Follow me on Twitter, happy to take your suggestions on topics or improvements /Chris
This third part aims to show how you scale your application. We can easily set the number of Replicas we want of a certain application and let Kubernetes figure out how to do that. This is us defining a so-called desired state.
When traffic increases, we will need to scale the application to keep up with user demand. We've talked about deployments and services, now lets talk scaling.
- Part I - from the beginning, Part I, Basics, Deployment and Minikube In this part, we cover why Kubernetes, some history and some basic concepts like deploying, Nodes, Pods.
- Part II - introducing Services and Labeling In this part, we deepen our knowledge of Pods and Nodes. We also introduce Services and labeling using labels to query our artifacts.
- Part III - Scaling, we are here
- Part IV - Auto scaling In this part we look at how to set up auto-scaling so we can handle sudden large increases of incoming requests
What does scaling mean in the context of Kubernetes?
We get more Pods. More Pods that are scheduled to nodes.
Now it's time to talk about desired state again, that we mentioned in previous parts.
This is where we relinquish control to Kubernetes. All we need to do is tell Kubernetes how many Pods we want and Kubernetes does the rest.
So we tell Kubernetes about the number of Pods we want, what does that mean? What does Kubernetes do for us?
It means we get multiple instances of our application. It also means traffic is being distributed to all of our Pods, ie. load balancing.
Furthermore, Kubernetes, or more specifically, services within Kubernetes will monitor which Pods are available and send traffic to those Pods.
Resources
- Free Azure Account If you want to try out AKS, Azure Kubernetes Service, you will need a free Azure account
- Kubernetes.io One of the best resources to learn about Kubernetes is at this official Kubernetes site by Google.

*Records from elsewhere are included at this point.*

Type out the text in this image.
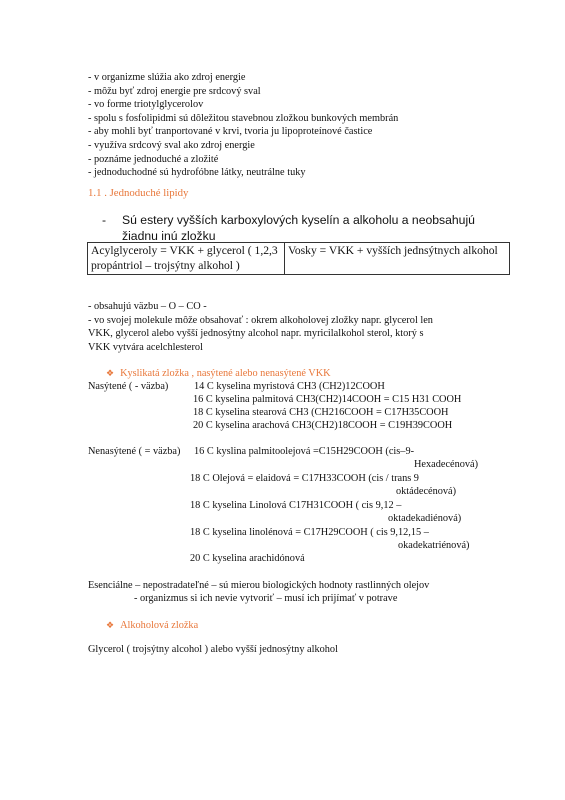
- v organizme slúžia ako zdroj energie
- môžu byť zdroj energie pre srdcový sval
- vo forme triotylglycerolov
- spolu s fosfolipidmi sú dôležitou stavebnou zložkou bunkových membrán
- aby mohli byť tranportované v krvi, tvoria ju lipoproteínové častice
- využíva srdcový sval ako zdroj energie
- poznáme jednoduché a zložité
- jednoduchodné sú hydrofóbne látky, neutrálne tuky
1.1 . Jednoduché lipidy
- Sú estery vyšších karboxylových kyselín a alkoholu a neobsahujú žiadnu inú zložku
Acylglyceroly = VKK + glycerol ( 1,2,3 propántriol – trojsýtny alkohol )	Vosky = VKK + vyšších jednsýtnych alkohol
- obsahujú väzbu – O – CO -
- vo svojej molekule môže obsahovať : okrem alkoholovej zložky napr. glycerol len
VKK, glycerol alebo vyšší jednosýtny alcohol napr. myricilalkohol sterol, ktorý s
VKK vytvára acelchlesterol
❖ Kyslikatá zložka , nasýtené alebo nenasýtené VKK
Nasýtené ( - väzba) 14 C kyselina myristová CH3 (CH2)12COOH
16 C kyselina palmitová CH3(CH2)14COOH = C15 H31 COOH
18 C kyselina stearová CH3 (CH216COOH = C17H35COOH
20 C kyselina arachová CH3(CH2)18COOH = C19H39COOH
Nenasýtené ( = väzba) 16 C kyslina palmitoolejová =C15H29COOH (cis–9-
Hexadecénová)
18 C Olejová = elaidová = C17H33COOH (cis / trans 9
oktádecénová)
18 C kyselina Linolová C17H31COOH ( cis 9,12 –
oktadekadiénová)
18 C kyselina linolénová = C17H29COOH ( cis 9,12,15 –
okadekatriénová)
20 C kyselina arachidónová
Esenciálne – nepostradateľné – sú mierou biologických hodnoty rastlinných olejov
- organizmus si ich nevie vytvoriť – musí ich prijímať v potrave
❖ Alkoholová zložka
Glycerol ( trojsýtny alcohol ) alebo vyšší jednosýtny alkohol
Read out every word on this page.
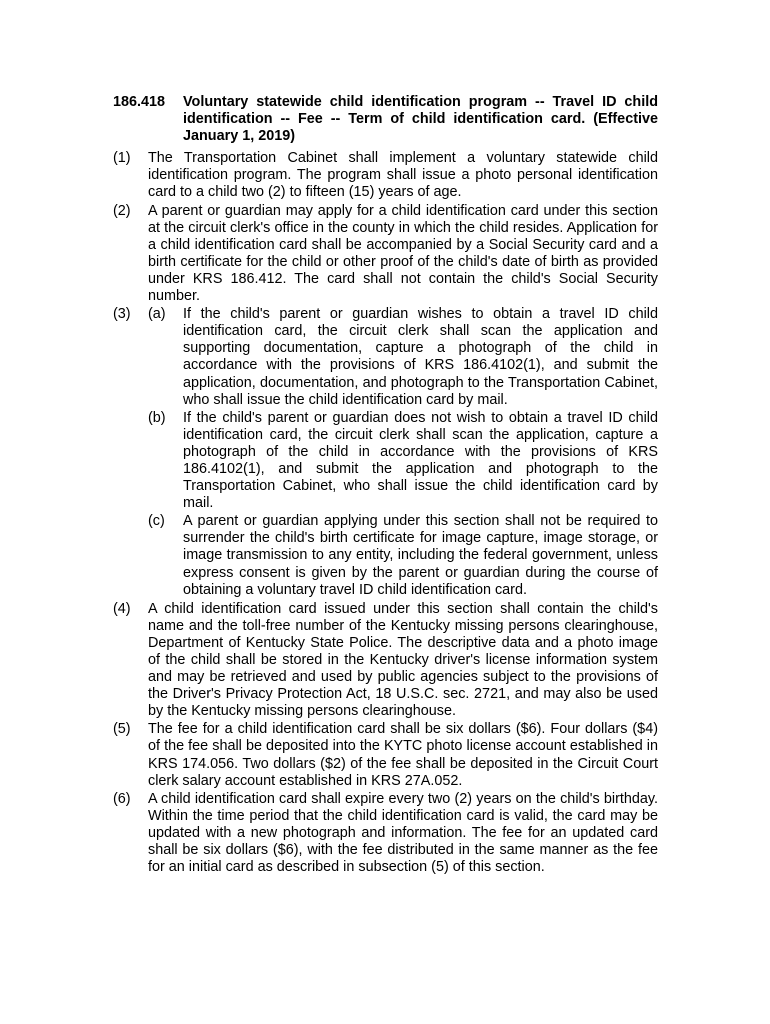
186.418	Voluntary statewide child identification program -- Travel ID child identification -- Fee -- Term of child identification card. (Effective January 1, 2019)
(1)	The Transportation Cabinet shall implement a voluntary statewide child identification program. The program shall issue a photo personal identification card to a child two (2) to fifteen (15) years of age.
(2)	A parent or guardian may apply for a child identification card under this section at the circuit clerk's office in the county in which the child resides. Application for a child identification card shall be accompanied by a Social Security card and a birth certificate for the child or other proof of the child's date of birth as provided under KRS 186.412. The card shall not contain the child's Social Security number.
(3)	(a)	If the child's parent or guardian wishes to obtain a travel ID child identification card, the circuit clerk shall scan the application and supporting documentation, capture a photograph of the child in accordance with the provisions of KRS 186.4102(1), and submit the application, documentation, and photograph to the Transportation Cabinet, who shall issue the child identification card by mail.
(b)	If the child's parent or guardian does not wish to obtain a travel ID child identification card, the circuit clerk shall scan the application, capture a photograph of the child in accordance with the provisions of KRS 186.4102(1), and submit the application and photograph to the Transportation Cabinet, who shall issue the child identification card by mail.
(c)	A parent or guardian applying under this section shall not be required to surrender the child's birth certificate for image capture, image storage, or image transmission to any entity, including the federal government, unless express consent is given by the parent or guardian during the course of obtaining a voluntary travel ID child identification card.
(4)	A child identification card issued under this section shall contain the child's name and the toll-free number of the Kentucky missing persons clearinghouse, Department of Kentucky State Police. The descriptive data and a photo image of the child shall be stored in the Kentucky driver's license information system and may be retrieved and used by public agencies subject to the provisions of the Driver's Privacy Protection Act, 18 U.S.C. sec. 2721, and may also be used by the Kentucky missing persons clearinghouse.
(5)	The fee for a child identification card shall be six dollars ($6). Four dollars ($4) of the fee shall be deposited into the KYTC photo license account established in KRS 174.056. Two dollars ($2) of the fee shall be deposited in the Circuit Court clerk salary account established in KRS 27A.052.
(6)	A child identification card shall expire every two (2) years on the child's birthday. Within the time period that the child identification card is valid, the card may be updated with a new photograph and information. The fee for an updated card shall be six dollars ($6), with the fee distributed in the same manner as the fee for an initial card as described in subsection (5) of this section.
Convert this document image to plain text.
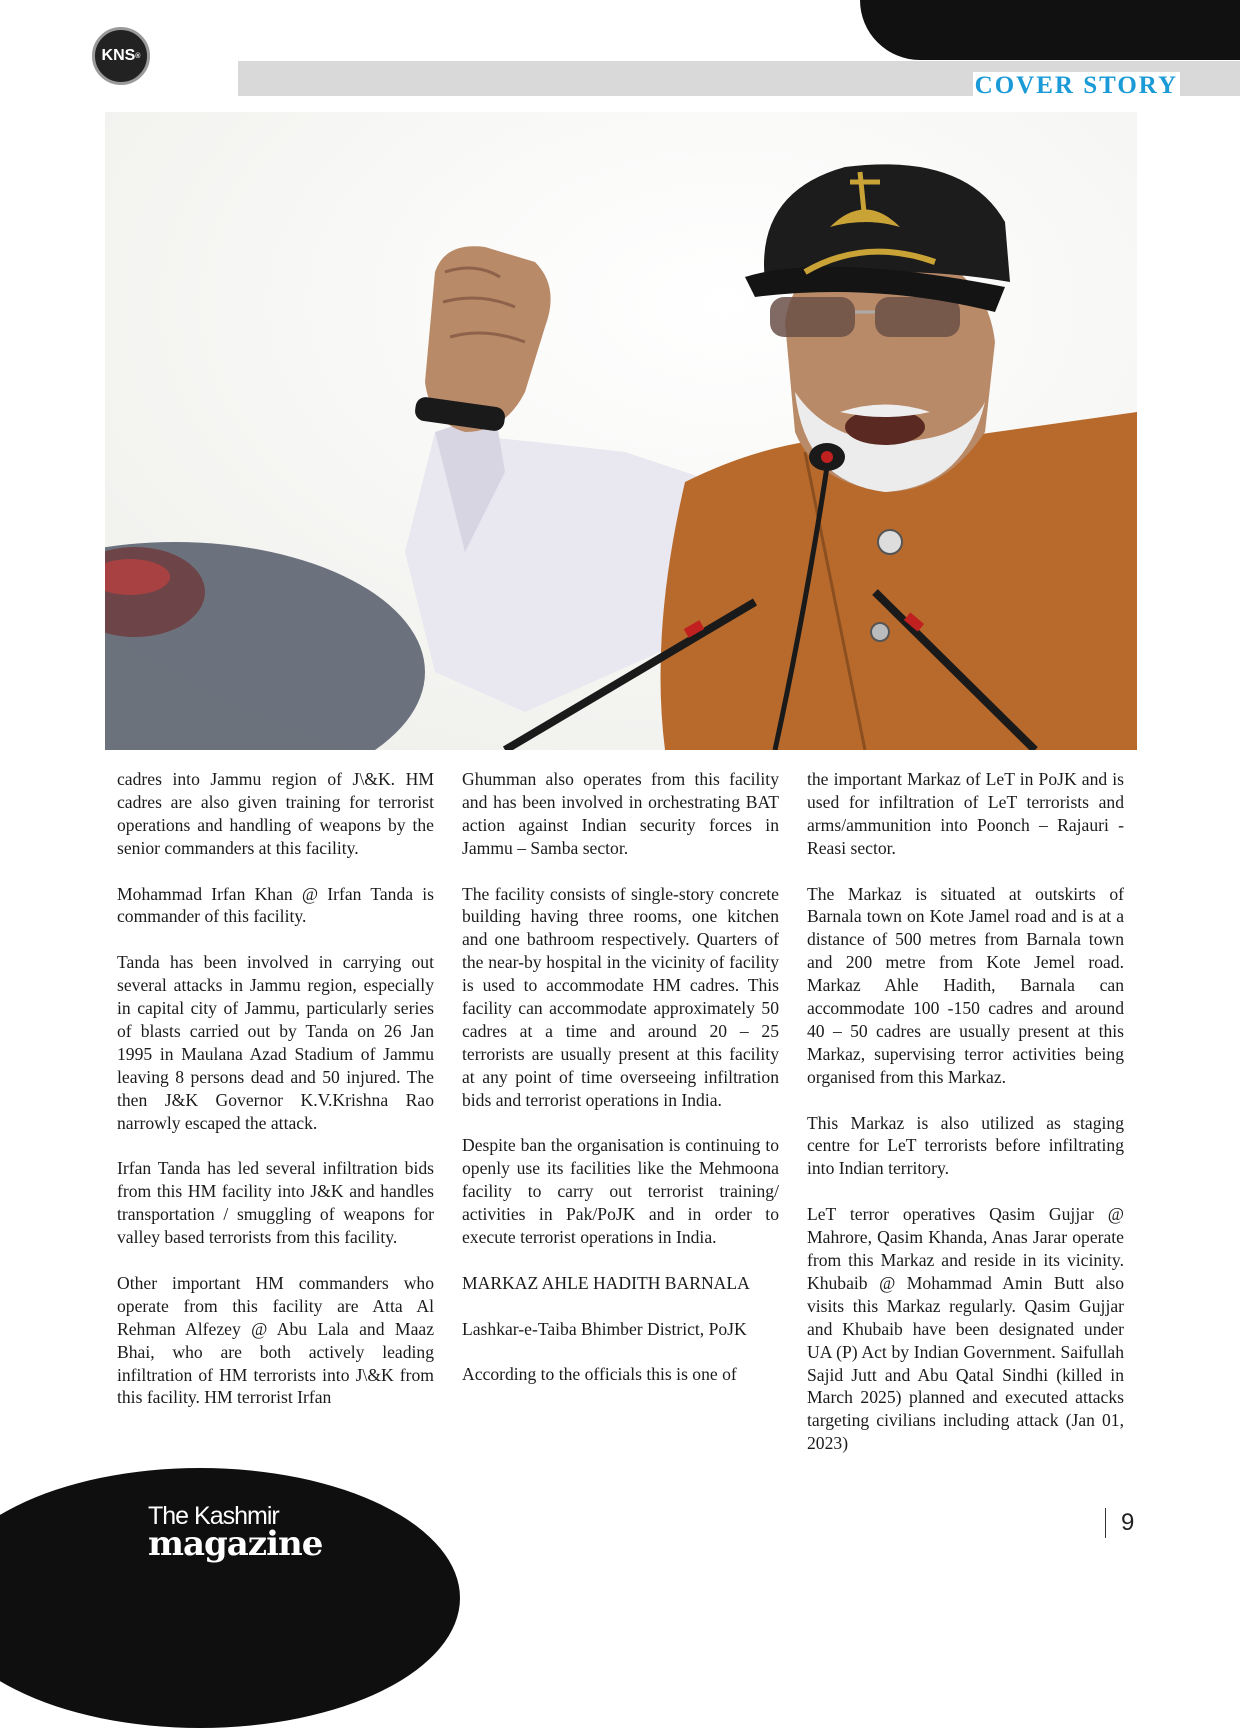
KNS ®
COVER STORY

cadres into Jammu region of J\&K. HM cadres are also given training for terrorist operations and handling of weapons by the senior commanders at this facility.

Mohammad Irfan Khan @ Irfan Tanda is commander of this facility.

Tanda has been involved in carrying out several attacks in Jammu region, especially in capital city of Jammu, particularly series of blasts carried out by Tanda on 26 Jan 1995 in Maulana Azad Stadium of Jammu leaving 8 persons dead and 50 injured. The then J&K Governor K.V.Krishna Rao narrowly escaped the attack.

Irfan Tanda has led several infiltration bids from this HM facility into J&K and handles transportation / smuggling of weapons for valley based terrorists from this facility.

Other important HM commanders who operate from this facility are Atta Al Rehman Alfezey @ Abu Lala and Maaz Bhai, who are both actively leading infiltration of HM terrorists into J\&K from this facility. HM terrorist Irfan

Ghumman also operates from this facility and has been involved in orchestrating BAT action against Indian security forces in Jammu – Samba sector.

The facility consists of single-story concrete building having three rooms, one kitchen and one bathroom respectively. Quarters of the near-by hospital in the vicinity of facility is used to accommodate HM cadres. This facility can accommodate approximately 50 cadres at a time and around 20 – 25 terrorists are usually present at this facility at any point of time overseeing infiltration bids and terrorist operations in India.

Despite ban the organisation is continuing to openly use its facilities like the Mehmoona facility to carry out terrorist training/ activities in Pak/PoJK and in order to execute terrorist operations in India.

MARKAZ AHLE HADITH BARNALA

Lashkar-e-Taiba Bhimber District, PoJK

According to the officials this is one of

the important Markaz of LeT in PoJK and is used for infiltration of LeT terrorists and arms/ammunition into Poonch – Rajauri - Reasi sector.

The Markaz is situated at outskirts of Barnala town on Kote Jamel road and is at a distance of 500 metres from Barnala town and 200 metre from Kote Jemel road. Markaz Ahle Hadith, Barnala can accommodate 100 -150 cadres and around 40 – 50 cadres are usually present at this Markaz, supervising terror activities being organised from this Markaz.

This Markaz is also utilized as staging centre for LeT terrorists before infiltrating into Indian territory.

LeT terror operatives Qasim Gujjar @ Mahrore, Qasim Khanda, Anas Jarar operate from this Markaz and reside in its vicinity. Khubaib @ Mohammad Amin Butt also visits this Markaz regularly. Qasim Gujjar and Khubaib have been designated under UA (P) Act by Indian Government. Saifullah Sajid Jutt and Abu Qatal Sindhi (killed in March 2025) planned and executed attacks targeting civilians including attack (Jan 01, 2023)

The Kashmir
magazine
9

- Kubernetes overview An overview of Kubernetes, all its parts and how it works
- Kubernetes in the Cloud Do you feel you know everything about Kubernetes already and just want to learn how to use a managed service? Then this link is for you
- Documentation on AKS, Azure Kubernetes Service Azure Kubernetes Service, a managed Kubernetes
- Best practices on AKS You already know AKS and want to learn how to use it better?
Scaling demo Lab
If you haven't followed the first two parts I do recommend you go back and have a read. What you need for the following to work is at least a deployment. So if you haven't created one, here is how:
kubectl run kubernetes-first-app --image=gcr.io/google-samples/kubernetes-bootcamp:v1 --port=8080
Let's have a look at our deployments:
kubectl get deployments
Let's look closer at the response we get:
We have three pieces of information that are important to us. First, we have the READY
column in which we should read the value in the following way, CURRENT STATE/DESIRED STATE
. Next up is the UP_TO_DATE
column which shows the number of replicas that were updated to match the desired state.
Lastly, we have the AVAILABLE
column that shows how many replicas we have available to do work.
Let's scale
Now, let's do some scaling. For that we will use the scale
command like so:
kubectl scale deployments/kubernetes-first-app --replicas=4
as we can see above the number of replicas was increased to 4
and kubernetes is thereby ready to load balance any incoming requests.
Let's have a look at our Pods next:
When we asked for 4
replicas we got 4
Pods.
We can see that this scaling operation took place by using the describe
command, like so:
kubectl describe deployments/kubernetes-first-app
In the above image, we are given quite a lot of information on our Replicas
for example, but there is some other information in there that we will explain later on.
Does it load balance?
The whole point with the scaling was so that we could balance the load on incoming requests. That means that not the same Pod would handle all the requests but that different Pods would be hit.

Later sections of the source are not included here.